A meteorological possibility underlies the exhibition. As desire, heartbreak and trauma manifest themselves through bodily fluids; atmospheric transformations, biological bodies, industrial processes and optical devices become affective subjects on the verge of making it rain. Or, on the verge of creating a momentary focus in our distracted, dopamine-addicted present. Arising from the global urge and desire to find what and who you love under these circumstances, the sculptures in the exhibition each elaborate on a selected moment of focus under conditions of distraction, around the possibility of romantic love, affective states in an everyday family gathering, the softness of a wound or around moments of epiphany in the artistic process. 

A relatively small and seemingly simple steel sculpture is placed at the center of the exhibition. Its shape is reminiscent of a designer chair but obfuscates any compatibility with the sitting human form. The function is dislocated yet the metaphor is active, as in mounting a horse: it is titled Horses. When seen from the perspective of the small piece of Tyvek paper hanging on it, displaying a hand made copy of the Faber Castell logo, it becomes a frame. Breaking the horse, training living matter, taming your own body: an archeology of making and of industrial production capitalizing on material, emotional, organic and cultural resources across centuries can begin here. Friction and adaptation are central in this and many other works on display: the drawing was made using the transfer technique, applying pressure between two surfaces and pushing a color pencil across the paper. Friction creates the trace, as much as it provokes erasure. Same can be said of Breakfast with Family, one of the larger installation pieces, where erosion becomes central, as a metaphor for memory embodied by the material, in this case, wood: painted, perforated, scraped, carved out, filled up and varnished. Much like the artist’s intentionally amateur sewing and clumsy stitches that cover the surfaces of bags and of the silicone suture kits reaching out from the mechanical body of Open Surgery: An inventory of different shapes of wounds on soft tissue, fillings and stitches over scar tissue. In Cem’s works matter and material processes stand for layers of collective and individual trauma, sediment after sediment. Can love and contingency ever be compatible? He mentions in passing “the truth that when love is conditional, our hearts will be unconditionally broken”. Am I In Love features twin little monsters, fire, danger and deflection as much as it conveys warmth and light, millions of little suns our iphones are. Love remains a question, never becomes a statement. Its simple possibility, as in real life intimacy, is quickly overturned by defensive tactics, scary posturing and irony, all characteristic features of online and parasocial relationships.

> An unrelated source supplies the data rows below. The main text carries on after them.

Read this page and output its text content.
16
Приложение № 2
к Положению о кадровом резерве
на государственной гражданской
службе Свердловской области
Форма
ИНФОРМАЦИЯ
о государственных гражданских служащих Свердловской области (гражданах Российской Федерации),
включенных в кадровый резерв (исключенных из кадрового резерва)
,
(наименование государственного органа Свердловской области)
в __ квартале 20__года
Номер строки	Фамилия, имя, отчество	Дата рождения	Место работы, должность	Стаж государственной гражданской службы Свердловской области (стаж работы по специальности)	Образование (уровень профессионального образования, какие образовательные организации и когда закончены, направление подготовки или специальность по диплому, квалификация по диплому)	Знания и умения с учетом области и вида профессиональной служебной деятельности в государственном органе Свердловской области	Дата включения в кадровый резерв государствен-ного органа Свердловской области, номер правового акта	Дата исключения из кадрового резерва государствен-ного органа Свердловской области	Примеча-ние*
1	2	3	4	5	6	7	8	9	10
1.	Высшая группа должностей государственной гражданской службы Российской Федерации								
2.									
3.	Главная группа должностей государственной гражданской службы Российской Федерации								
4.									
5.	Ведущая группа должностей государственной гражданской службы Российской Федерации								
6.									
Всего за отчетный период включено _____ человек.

There are attempts to collect a momentary focus and form, often through the presence of a liquid process. In Breakfast with Family this comes in the form of acrylic water lenses through which a series of five photographic prints come to view. The water lens creates an interplay of scale within the photographic image, reliant on the viewer’s movements and animates the image through this central tension: its focus keeps changing as you shift your position, and so does its relationship to the rest of the exhibition space, momentarily reflecting through the body of water encapsulated within the acrylic porthole. In another instance, Open Surgery is half surrounded by a glass structure carrying its own evaporation metaphor, much like in a condensation cube or a heated aquarium, the glass surface is obscured by an accumulation of matter. While the fluid in Breakfast with Family serves as an optical device, here its shading effect comes as a protective layer in support of the mechanical body it shelters. Occultation might be a necessity when it comes to focus. The barely discernible magnetic drawing in Omnipotent is an underwater self portrait trickstering through the conductivity of water and lightning to describe a moment of artistic epiphany, on the verge of drowning.

[TR]

Serginin temelinde meteorolojik bir olasılık yatıyor. Arzu, kalp kırıklığı ve travma bedensel sıvılar aracılığıyla kendini gösterirken; atmosferik dönüşümler, biyolojik bedenler, endüstriyel süreçler ve optik cihazlar yağmur yağdırmanın, ya da dikkati dağılmış, dopamin bağımlısı bir ortamda anlık bir odak yaratmanın eşiğinde duran duyarlı özneler haline geliyor. Bu koşullar altında neyi ve kimi sevdiğini bulmaya yönelik küresel dürtü ve arzudan doğan sergideki heykellerin her biri, sürekli dikkat dağınıklığı koşulları altında, romantik aşk olasılığı, gündelik bir aile toplantısındaki duygusal durumlar, bir yaranın yumuşaklığı veya sanatsal süreçteki aydınlanma anları etrafında seçilmiş odak anlarını ele alıyor.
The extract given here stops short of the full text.